Pour la protéger et venger son père

"Il ne comprenait pas pourquoi T. et moi s'étions remis ensemble, sans l'avoir prévenu". Selon ses frères, Nathan avait la tête à l'envers avec cette jeune femme. "Cette fille a beaucoup joué avec lui", ont déclaré les deux frères. K. a été auditionnée par la cour, mais pas T., qui viendra mercredi. Elle a fait la connaissance de Nathan à l'école des Frères Maristes à Mouscron. Elle sortait déjà avec T. et n'avait senti aucun sentiment à son égard, venant de Nathan.

"C'était un bon camarade", dit-elle. Quand elle a rompu avec T., elle n'a ressenti aucun sentiment à son égard. "En mai 2017, il a écrit une lettre pour dire qu"il avait fait du mal à la fille qu'il aimait. J'ai rompu tout contact avec lui. Je ne lui ai jamais laissé espérer davantage. Il a mal réagi, il laissait des messages, mais pas de menaces". K. savait que Nathan ne portait pas le bourgmestre de Mouscron dans son coeur. Elle fut étonnée d'apprendre que Nathan avait tué le bourgmestre. "C'était une crème avant", dit celle qui n'est jamais allée le voir en prison.

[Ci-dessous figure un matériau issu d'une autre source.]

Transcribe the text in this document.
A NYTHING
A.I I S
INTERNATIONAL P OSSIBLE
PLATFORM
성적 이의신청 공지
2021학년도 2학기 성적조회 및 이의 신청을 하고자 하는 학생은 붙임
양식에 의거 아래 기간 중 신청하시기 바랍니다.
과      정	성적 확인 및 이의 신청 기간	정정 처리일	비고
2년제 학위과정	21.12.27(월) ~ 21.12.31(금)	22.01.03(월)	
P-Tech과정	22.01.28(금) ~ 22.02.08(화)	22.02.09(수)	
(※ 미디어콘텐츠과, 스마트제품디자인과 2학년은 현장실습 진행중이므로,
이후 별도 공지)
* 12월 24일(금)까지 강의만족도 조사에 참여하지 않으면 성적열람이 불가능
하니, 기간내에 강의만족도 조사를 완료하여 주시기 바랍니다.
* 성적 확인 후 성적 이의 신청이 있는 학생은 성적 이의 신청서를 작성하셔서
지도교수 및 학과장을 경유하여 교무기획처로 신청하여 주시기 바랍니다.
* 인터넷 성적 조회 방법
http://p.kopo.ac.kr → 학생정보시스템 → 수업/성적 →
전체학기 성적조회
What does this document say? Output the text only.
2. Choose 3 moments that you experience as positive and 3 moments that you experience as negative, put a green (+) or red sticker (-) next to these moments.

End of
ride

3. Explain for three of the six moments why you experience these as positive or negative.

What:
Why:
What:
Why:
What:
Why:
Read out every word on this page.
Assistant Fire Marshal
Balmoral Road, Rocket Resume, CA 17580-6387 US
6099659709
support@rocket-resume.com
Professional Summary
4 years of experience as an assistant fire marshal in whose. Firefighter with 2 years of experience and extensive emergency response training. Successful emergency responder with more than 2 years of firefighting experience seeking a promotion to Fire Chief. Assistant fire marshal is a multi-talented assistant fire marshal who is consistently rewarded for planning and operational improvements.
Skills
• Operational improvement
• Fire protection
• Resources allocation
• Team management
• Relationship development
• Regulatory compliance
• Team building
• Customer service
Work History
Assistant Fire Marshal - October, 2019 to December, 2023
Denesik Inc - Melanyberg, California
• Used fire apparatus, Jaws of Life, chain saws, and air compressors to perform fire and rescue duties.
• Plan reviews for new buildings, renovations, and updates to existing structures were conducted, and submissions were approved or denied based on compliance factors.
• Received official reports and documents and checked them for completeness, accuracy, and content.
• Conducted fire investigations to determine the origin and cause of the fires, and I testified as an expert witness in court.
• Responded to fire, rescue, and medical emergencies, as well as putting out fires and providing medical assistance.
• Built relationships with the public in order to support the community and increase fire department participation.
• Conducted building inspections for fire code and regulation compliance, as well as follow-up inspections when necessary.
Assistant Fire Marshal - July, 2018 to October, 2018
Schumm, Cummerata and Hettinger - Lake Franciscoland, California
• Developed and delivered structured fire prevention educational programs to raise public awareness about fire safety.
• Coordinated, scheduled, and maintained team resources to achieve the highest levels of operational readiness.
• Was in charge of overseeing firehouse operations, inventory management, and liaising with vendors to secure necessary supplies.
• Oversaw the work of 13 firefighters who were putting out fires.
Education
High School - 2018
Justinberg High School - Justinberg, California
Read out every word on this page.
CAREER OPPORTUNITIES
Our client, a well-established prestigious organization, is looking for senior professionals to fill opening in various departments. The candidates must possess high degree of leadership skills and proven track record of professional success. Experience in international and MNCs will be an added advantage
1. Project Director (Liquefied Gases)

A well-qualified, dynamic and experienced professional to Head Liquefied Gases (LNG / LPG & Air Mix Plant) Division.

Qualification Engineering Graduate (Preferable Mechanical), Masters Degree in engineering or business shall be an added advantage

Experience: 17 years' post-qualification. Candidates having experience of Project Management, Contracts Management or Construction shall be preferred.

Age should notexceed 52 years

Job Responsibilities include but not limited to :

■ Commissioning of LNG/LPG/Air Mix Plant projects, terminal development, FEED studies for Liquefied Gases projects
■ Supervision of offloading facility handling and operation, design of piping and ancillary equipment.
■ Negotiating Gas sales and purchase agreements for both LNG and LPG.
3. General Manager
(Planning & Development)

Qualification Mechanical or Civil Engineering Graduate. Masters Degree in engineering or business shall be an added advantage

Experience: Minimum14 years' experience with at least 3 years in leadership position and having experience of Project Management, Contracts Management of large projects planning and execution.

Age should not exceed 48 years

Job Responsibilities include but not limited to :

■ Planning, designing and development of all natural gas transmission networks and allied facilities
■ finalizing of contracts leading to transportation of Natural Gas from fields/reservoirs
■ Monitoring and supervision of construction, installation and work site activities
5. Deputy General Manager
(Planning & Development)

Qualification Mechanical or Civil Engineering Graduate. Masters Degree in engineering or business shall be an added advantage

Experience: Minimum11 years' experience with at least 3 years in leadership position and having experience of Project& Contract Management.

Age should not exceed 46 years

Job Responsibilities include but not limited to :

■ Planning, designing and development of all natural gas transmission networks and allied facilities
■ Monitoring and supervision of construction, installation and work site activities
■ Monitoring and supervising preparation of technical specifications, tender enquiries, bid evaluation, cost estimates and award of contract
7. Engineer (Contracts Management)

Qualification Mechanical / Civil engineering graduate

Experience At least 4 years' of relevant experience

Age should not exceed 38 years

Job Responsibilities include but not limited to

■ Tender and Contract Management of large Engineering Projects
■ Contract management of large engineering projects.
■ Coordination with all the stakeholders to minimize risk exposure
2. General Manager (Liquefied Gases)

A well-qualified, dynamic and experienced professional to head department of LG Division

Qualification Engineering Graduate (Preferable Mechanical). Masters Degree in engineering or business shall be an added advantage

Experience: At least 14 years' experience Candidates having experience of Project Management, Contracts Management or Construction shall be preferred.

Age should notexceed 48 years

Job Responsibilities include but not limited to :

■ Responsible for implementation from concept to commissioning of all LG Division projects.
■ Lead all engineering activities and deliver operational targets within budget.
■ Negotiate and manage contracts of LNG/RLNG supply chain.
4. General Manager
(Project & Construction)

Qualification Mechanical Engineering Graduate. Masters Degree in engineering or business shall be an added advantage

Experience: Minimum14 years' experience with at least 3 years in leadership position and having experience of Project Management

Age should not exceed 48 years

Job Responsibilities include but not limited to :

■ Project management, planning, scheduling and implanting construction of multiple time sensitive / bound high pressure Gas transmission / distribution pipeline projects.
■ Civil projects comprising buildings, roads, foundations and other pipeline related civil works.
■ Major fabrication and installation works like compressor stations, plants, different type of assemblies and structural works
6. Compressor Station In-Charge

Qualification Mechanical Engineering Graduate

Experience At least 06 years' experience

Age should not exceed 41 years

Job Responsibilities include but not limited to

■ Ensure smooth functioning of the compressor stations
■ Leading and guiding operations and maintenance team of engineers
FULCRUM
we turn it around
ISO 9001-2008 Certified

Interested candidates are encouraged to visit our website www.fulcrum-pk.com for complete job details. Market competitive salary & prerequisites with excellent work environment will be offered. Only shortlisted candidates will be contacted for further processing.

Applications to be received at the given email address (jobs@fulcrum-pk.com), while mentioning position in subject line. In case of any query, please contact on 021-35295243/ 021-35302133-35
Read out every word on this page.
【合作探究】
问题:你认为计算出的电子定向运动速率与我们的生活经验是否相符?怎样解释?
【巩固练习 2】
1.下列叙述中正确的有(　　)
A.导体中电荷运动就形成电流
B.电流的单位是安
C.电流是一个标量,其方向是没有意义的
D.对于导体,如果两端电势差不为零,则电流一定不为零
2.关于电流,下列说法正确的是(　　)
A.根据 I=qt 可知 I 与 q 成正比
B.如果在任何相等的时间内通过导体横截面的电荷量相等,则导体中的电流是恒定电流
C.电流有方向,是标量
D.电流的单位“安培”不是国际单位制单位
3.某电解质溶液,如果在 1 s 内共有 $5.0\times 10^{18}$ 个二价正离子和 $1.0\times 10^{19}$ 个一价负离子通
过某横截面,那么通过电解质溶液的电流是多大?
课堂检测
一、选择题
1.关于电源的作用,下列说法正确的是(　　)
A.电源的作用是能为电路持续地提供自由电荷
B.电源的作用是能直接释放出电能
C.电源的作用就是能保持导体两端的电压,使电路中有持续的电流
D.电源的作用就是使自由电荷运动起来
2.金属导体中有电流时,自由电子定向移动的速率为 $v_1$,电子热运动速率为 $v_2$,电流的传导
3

Le soir du crime, Nathan a appelé K. et lui a dit qu'il avait fait cela pour la protéger et venger son papa. Elle n'a pas compris la signification de cet appel. "Je ne me rappelle pas de lui avoir dit ça. Cela n'a pas de sens pour moi", répond l'accusé. K. confirme que c'est bien ce qu'il lui a dit. Me Mayence, avocat de parties civiles, a évoqué d'autres SMS, envoyés en avril 2017, dans lesquels l'accusé se qualifiait de "putain de meurtrier" et qu'il allait s'en prendre à quelqu'un. L'accusé a avoué, lors de l'enquête, qu'il parlait d'Alfred Gadenne.